Argued October 8, 2008 Decided March 3, 2009
- Full case name: Priscilla Summers, et al., Petitioners v. Earth Island Institute, et al.
- Docket no.: 07-463
- Citations: 555 U.S. 488 (more) 129 S. Ct. 1142; 173 L. Ed. 2d 1; 2009 U.S. LEXIS 1769; 77 U.S.L.W. 4146; 72 Fed. R. Serv. 3d (Callaghan) 1183; 67 ERC (BNA) 1961; 39 ELR 20047; 21 Fla. L. Weekly Fed. S 670

Case history
- Prior: Earth Island Institute v. Pengilly, 376 F. Supp. 2d 994 (E.D. Cal. 2005); affirmed sub. nom., Earth Island Inst. v. Ruthenbeck, 459 F.3d 954 (9th Cir. 2006); rehearing denied, 490 F.3d 687 (9th Cir. 2007); cert. granted, 552 U.S. 1162 (2008).

Holding
- Petitioner environmental organizations' claim that it is statistically likely that some of their members will visit the affected lands is insufficient to support Article III standing.

Court membership
- Chief Justice John Roberts Associate Justices John P. Stevens · Antonin Scalia Anthony Kennedy · David Souter Clarence Thomas · Ruth Bader Ginsburg Stephen Breyer · Samuel Alito

Case opinions
- Majority: Scalia, joined by Roberts, Kennedy, Thomas, Alito
- Concurrence: Kennedy
- Dissent: Breyer, joined by Stevens, Souter, Ginsburg

Laws applied
- U.S. Const. art. III; Forest Service Decision-making and Appeals Reform Act

= Summers v. Earth Island Institute =

Summers v. Earth Island Institute, 555 U.S. 488 (2009), was a United States Supreme Court case decided 5–4 in which several environmental organizations, including Earth Island Institute, brought suit against the United States Forest Service (USFS) to enjoin that federal agency from implementing rules that would allow the salvage sale of timber from 238 acres of fire-damaged federally owned land without conducting the notice, comment, and appeal process of the Forest Service Decision-making and Appeals Reform Act.

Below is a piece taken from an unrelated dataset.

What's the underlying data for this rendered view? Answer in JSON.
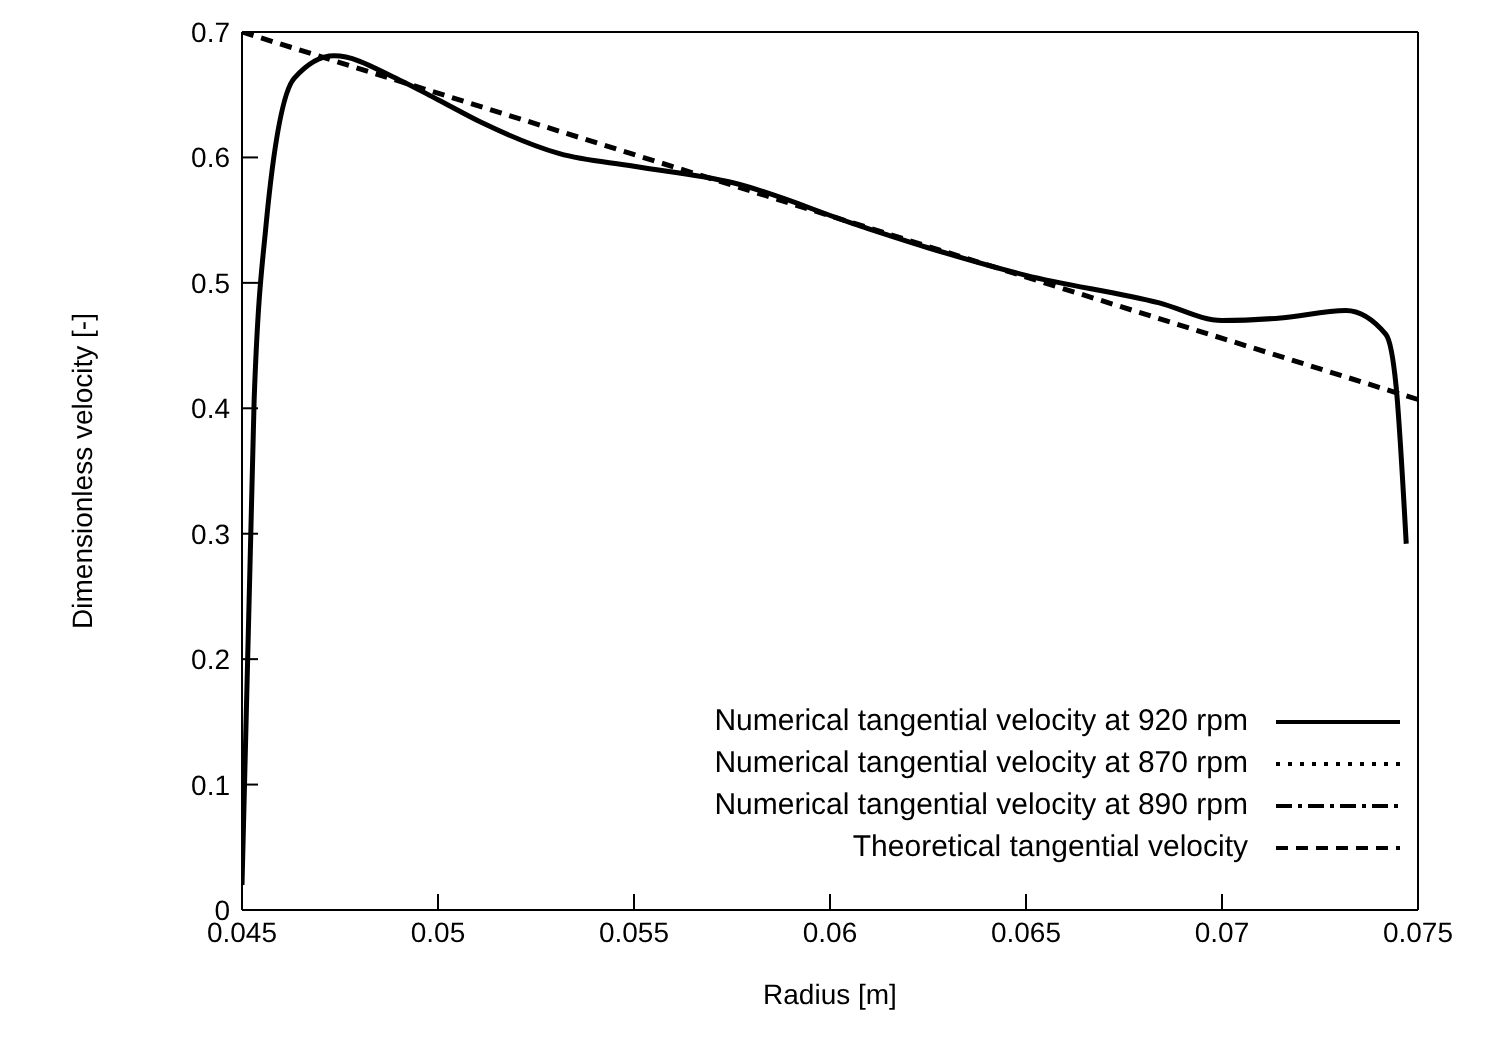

While the environmental organizations were litigating the injunction in the lower courts, the parties reached a settlement regarding the 238 acres in question and the district court accordingly dismissed. The plaintiffs, however, maintained that they still had standing to challenge the constitutionality of the exemption process generally because the process was statistically certain to implicate their rights in the future. The Court decided that this argument failed because, after voluntarily settling the portion of their lawsuit relevant to Burnt Ridge, respondents and their members are no longer under threat of injury from that project. The Court decided against the plaintiffs, holding that the "deprivation of a procedural right without some concrete interest that is affected by the deprivation . . . is insufficient to create Article III standing."